If you fail to defend this proceeding, judgment may be given against you in your absence and without further notice to you.

Date: January 17, 2006

The Claim

The plaintiffs claim they were wrongly charged that in March of 1996 and on several occasions thereafter they did export wheat or barley to the USA without a Canadian Wheat Board License thereby creating an alleged offence under Section 160 of the Canada Customs Act.

The Plaintiffs further claim that in March of 1996 and on several occasions thereafter that they were wrongly charged that they did export wheat or barley to the USA and did fail to report in writing to the Chief Officer of Canada Customs thereby creating an offence under Section 160 of the Canada Customs Act.

The Plaintiffs claim that the potential penalties for the alleged offences under section 160 of the Canada Customs Act are shown as %50,000.00 for each incident for 6 months incarceration of both of the Crown chose to proceed by way of a summary proceeding.

The Plaintiff's claim that the defendants caused the plaintiffs to be subjected to criminal proceedings for a period exceeding ten years when they knew from the beginning that the charges were unenforceable fabrications of bogus charges that were not known to law and did cause the Plaintiffs long term mental anguish, emotional pain, character defamation, abusive stress and financial hardship to the family members, that included the illegal seizure of money, grain trucks and personal property.

The Plaintiff Ralph Goodale, in his capacity as the minister responsible for the Canadian Wheat Board knew full well that the Plaintiffs were charged with offenses not known to law and did in May of 1996 obtain Royal Assent for an Order in Council that would serve to close the loop hole in the law under which the Plaintiffs had been wrongly charged.

The Plaintiffs claim possession of documents of a meeting held on the 23rd day of June 1997 at the Connaught Building in Ottawa attended by several Wheat Board Officials and several Customs Officials that clearly reveals the defendants and their officials knew full well that the requirement to report in writing to the Chief Officer of Customs was not a legal requirement and in accordance with the law.

The Plaintiffs further claim that Lorne Hehn in his capacity as Chief Commissioner of the Canadian Wheat Board did publicly report in the Western Producer on February 10, 1994, that the Canadian Wheat Board is helpless to stop with industry sources say is an increasing number of exports of wheat and barley into the USA and the Board can no longer enforce a provision of the Canadian Wheat Board Act requiring exporters of prairie grain to get a permit from the board.  He stated further that the Canadian Wheat Board does not have a vehicle to properly enforce that law.

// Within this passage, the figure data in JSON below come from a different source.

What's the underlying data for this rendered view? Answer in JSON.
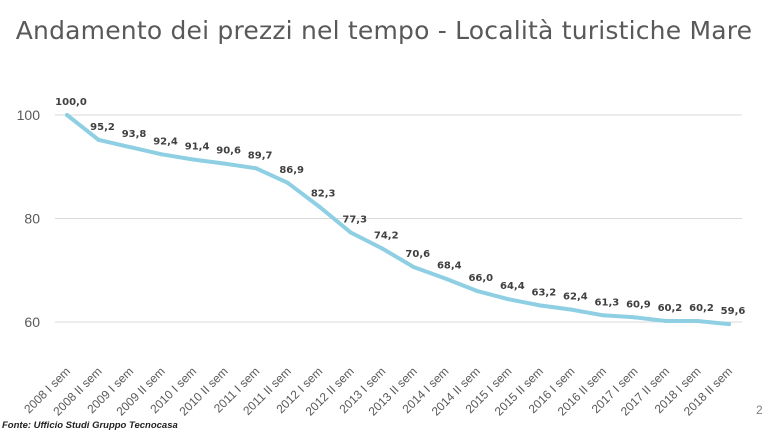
{
  "chart_data": {
    "type": "line",
    "title": "Andamento dei prezzi nel tempo - Località turistiche Mare",
    "xlabel": "",
    "ylabel": "",
    "categories": [
      "2008 I sem",
      "2008 II sem",
      "2009 I sem",
      "2009 II sem",
      "2010 I sem",
      "2010 II sem",
      "2011 I sem",
      "2011 II sem",
      "2012 I sem",
      "2012 II sem",
      "2013 I sem",
      "2013 II sem",
      "2014 I sem",
      "2014 II sem",
      "2015 I sem",
      "2015 II sem",
      "2016 I sem",
      "2016 II sem",
      "2017 I sem",
      "2017 II sem",
      "2018 I sem",
      "2018 II sem"
    ],
    "series": [
      {
        "values": [
          100.0,
          95.2,
          93.8,
          92.4,
          91.4,
          90.6,
          89.7,
          86.9,
          82.3,
          77.3,
          74.2,
          70.6,
          68.4,
          66.0,
          64.4,
          63.2,
          62.4,
          61.3,
          60.9,
          60.2,
          60.2,
          59.6
        ],
        "data_labels": [
          "100,0",
          "95,2",
          "93,8",
          "92,4",
          "91,4",
          "90,6",
          "89,7",
          "86,9",
          "82,3",
          "77,3",
          "74,2",
          "70,6",
          "68,4",
          "66,0",
          "64,4",
          "63,2",
          "62,4",
          "61,3",
          "60,9",
          "60,2",
          "60,2",
          "59,6"
        ]
      }
    ],
    "ylim": [
      60,
      100
    ],
    "yticks": [
      60,
      80,
      100
    ],
    "ytick_labels": [
      "60",
      "80",
      "100"
    ],
    "grid": true,
    "legend": "none",
    "colors": {
      "line": "#8fcfe3",
      "grid": "#d9d9d9",
      "tick_text": "#595959",
      "data_label": "#404040"
    }
  },
  "footer": {
    "source": "Fonte: Ufficio Studi Gruppo Tecnocasa",
    "corner_mark": "2"
  }
}
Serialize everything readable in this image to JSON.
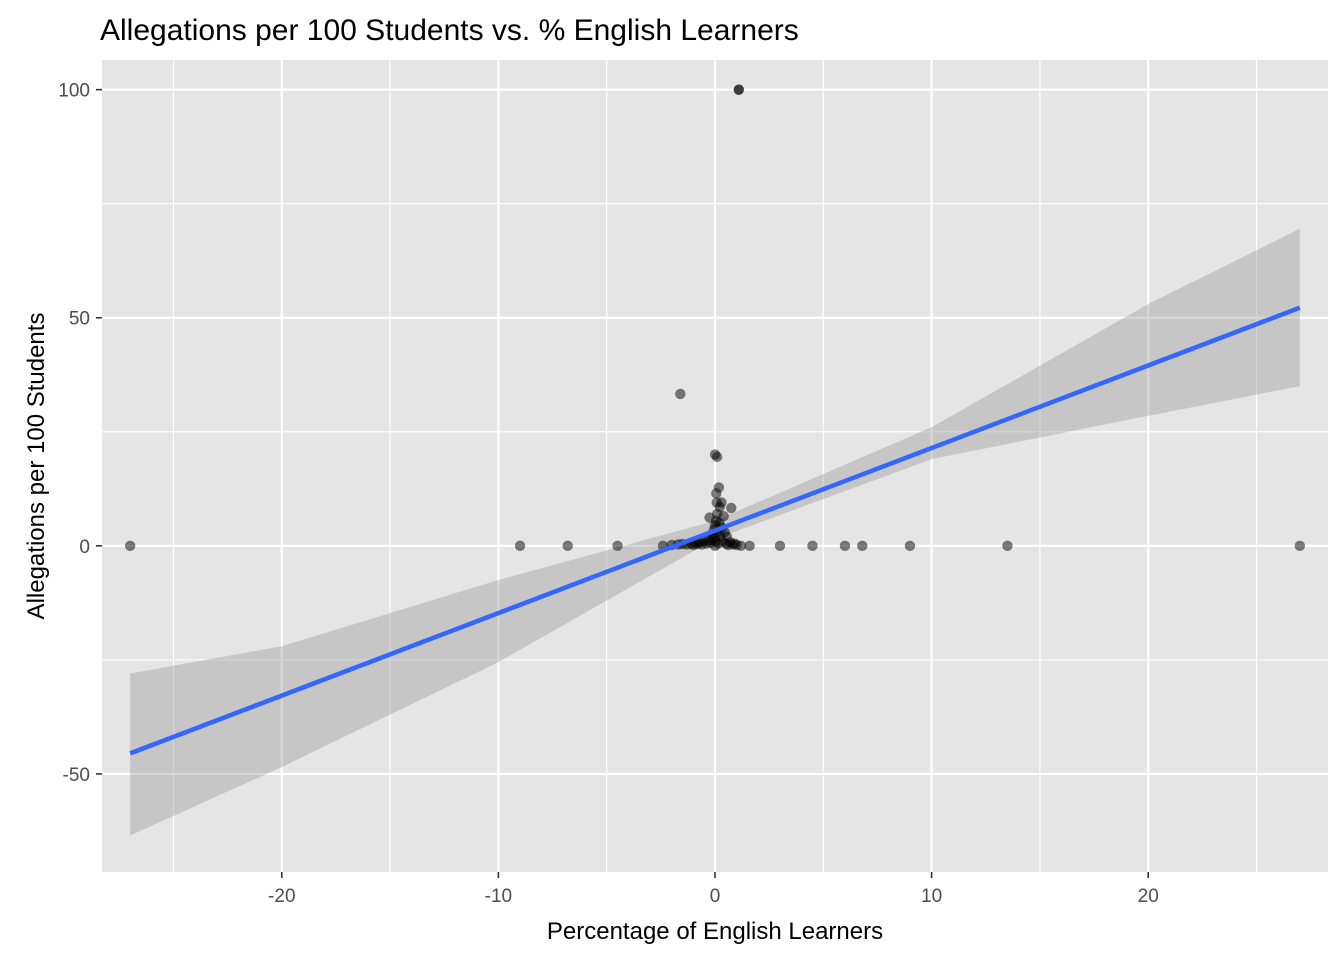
{
  "chart_data": {
    "type": "scatter",
    "title": "Allegations per 100 Students vs. % English Learners",
    "xlabel": "Percentage of English Learners",
    "ylabel": "Allegations per 100 Students",
    "xlim": [
      -28.3,
      28.3
    ],
    "ylim": [
      -71.5,
      106.5
    ],
    "x_ticks": [
      -20,
      -10,
      0,
      10,
      20
    ],
    "x_tick_labels": [
      "-20",
      "-10",
      "0",
      "10",
      "20"
    ],
    "y_ticks": [
      -50,
      0,
      50,
      100
    ],
    "y_tick_labels": [
      "-50",
      "0",
      "50",
      "100"
    ],
    "grid": true,
    "legend": "none",
    "point_color": "#000000",
    "point_opacity": 0.5,
    "panel_background": "#e5e5e5",
    "points": [
      {
        "x": -27,
        "y": 0
      },
      {
        "x": -9,
        "y": 0
      },
      {
        "x": -6.8,
        "y": 0
      },
      {
        "x": -4.5,
        "y": 0
      },
      {
        "x": -2.4,
        "y": 0
      },
      {
        "x": -2.0,
        "y": 0.2
      },
      {
        "x": -1.7,
        "y": 0.3
      },
      {
        "x": -1.5,
        "y": 0.4
      },
      {
        "x": -1.3,
        "y": 0.3
      },
      {
        "x": -1.1,
        "y": 0.5
      },
      {
        "x": -1.0,
        "y": 0.2
      },
      {
        "x": -0.9,
        "y": 0.6
      },
      {
        "x": -0.8,
        "y": 0.4
      },
      {
        "x": -0.7,
        "y": 0.8
      },
      {
        "x": -0.6,
        "y": 0.3
      },
      {
        "x": -0.5,
        "y": 1.0
      },
      {
        "x": -0.4,
        "y": 0.5
      },
      {
        "x": -0.3,
        "y": 1.2
      },
      {
        "x": -0.25,
        "y": 6.2
      },
      {
        "x": -0.2,
        "y": 0.7
      },
      {
        "x": -0.15,
        "y": 2.5
      },
      {
        "x": -0.1,
        "y": 1.5
      },
      {
        "x": -0.05,
        "y": 3.5
      },
      {
        "x": 0,
        "y": 0
      },
      {
        "x": 0,
        "y": 2.0
      },
      {
        "x": 0,
        "y": 4.5
      },
      {
        "x": 0.03,
        "y": 1.0
      },
      {
        "x": 0.05,
        "y": 5.5
      },
      {
        "x": 0.06,
        "y": 11.5
      },
      {
        "x": 0.08,
        "y": 9.5
      },
      {
        "x": 0.1,
        "y": 7.0
      },
      {
        "x": 0.12,
        "y": 3.0
      },
      {
        "x": 0.15,
        "y": 0.5
      },
      {
        "x": 0.18,
        "y": 12.8
      },
      {
        "x": 0.2,
        "y": 5.0
      },
      {
        "x": 0.22,
        "y": 8.5
      },
      {
        "x": 0.25,
        "y": 2.0
      },
      {
        "x": 0.3,
        "y": 9.5
      },
      {
        "x": 0.32,
        "y": 4.0
      },
      {
        "x": 0.35,
        "y": 1.0
      },
      {
        "x": 0.4,
        "y": 6.5
      },
      {
        "x": 0.45,
        "y": 3.0
      },
      {
        "x": 0.5,
        "y": 0.5
      },
      {
        "x": 0.55,
        "y": 2.0
      },
      {
        "x": 0.6,
        "y": 0.2
      },
      {
        "x": 0.7,
        "y": 0.8
      },
      {
        "x": 0.75,
        "y": 8.3
      },
      {
        "x": 0.8,
        "y": 0.3
      },
      {
        "x": 0.9,
        "y": 0.5
      },
      {
        "x": 1.0,
        "y": 0.2
      },
      {
        "x": 1.2,
        "y": 0
      },
      {
        "x": 0,
        "y": 20.0
      },
      {
        "x": 0.1,
        "y": 19.5
      },
      {
        "x": -1.6,
        "y": 33.3
      },
      {
        "x": 1.1,
        "y": 100
      },
      {
        "x": 1.1,
        "y": 100
      },
      {
        "x": 1.6,
        "y": 0
      },
      {
        "x": 3.0,
        "y": 0
      },
      {
        "x": 4.5,
        "y": 0
      },
      {
        "x": 6.0,
        "y": 0
      },
      {
        "x": 6.8,
        "y": 0
      },
      {
        "x": 9.0,
        "y": 0
      },
      {
        "x": 13.5,
        "y": 0
      },
      {
        "x": 27,
        "y": 0
      }
    ],
    "fit_line": {
      "method": "lm",
      "color": "#3366ff",
      "x": [
        -27,
        27
      ],
      "y": [
        -45.5,
        52.2
      ]
    },
    "confidence_band": {
      "color": "#999999",
      "opacity": 0.4,
      "x": [
        -27,
        -20,
        -10,
        0,
        10,
        20,
        27
      ],
      "lower": [
        -63.5,
        -48.5,
        -25.5,
        1.5,
        19.0,
        28.5,
        35.0
      ],
      "upper": [
        -28.0,
        -22.0,
        -7.5,
        5.5,
        26.0,
        53.0,
        69.5
      ]
    }
  }
}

The Plaintiffs claim that the defendants devised an illegal strategy to obtain the assistance of David Anderson in his capacity as Minister responsible for the Canada Customs in an attempt to use the Customs Officials to us In House Directives that did not have the force of law to intimidate and abuse the rights of the Plaintiff.

The Plaintiffs claim that in spite of many substantial indicators showing the defendants that they were acting unlawfully they did continue to act with arrogance  and with the aforethought thereby causing the plaintiffs to suffer these unless prosecutions for excess of ten years.

The Plaintiffs further claim that the actions of the Defendants constitute a violation of the very best of Democracy and the Rule of Law and as such action constitute a massive abuse of power.

The Plaintiffs claim that on May 2nd of 2005 the Saskatchewan Court of Appeal did order that the subject charges brought against the Plaintiffs were to be quashed and did thereby terminate the prosecutions in favour of the plaintiffs.

The Plaintiffs jointly claim that the decision of the Saskatchewan Court of Appeal and the herein presented matters clearly show that the subject prosecutions lasting over a period of ten years fall squarely within the meaning of "malicious prosecutions".

The plaintiffs further claim the right to seek Summary Judgment of the grounds there is no defence to this claim.

Relief Sought

Exemplary and Punitive Damages in the amount of $2,000,000.00 (two million dollars) for each of the herein named plaintiffs.

Dated at the City of Regina, the 17th day of January, 2006.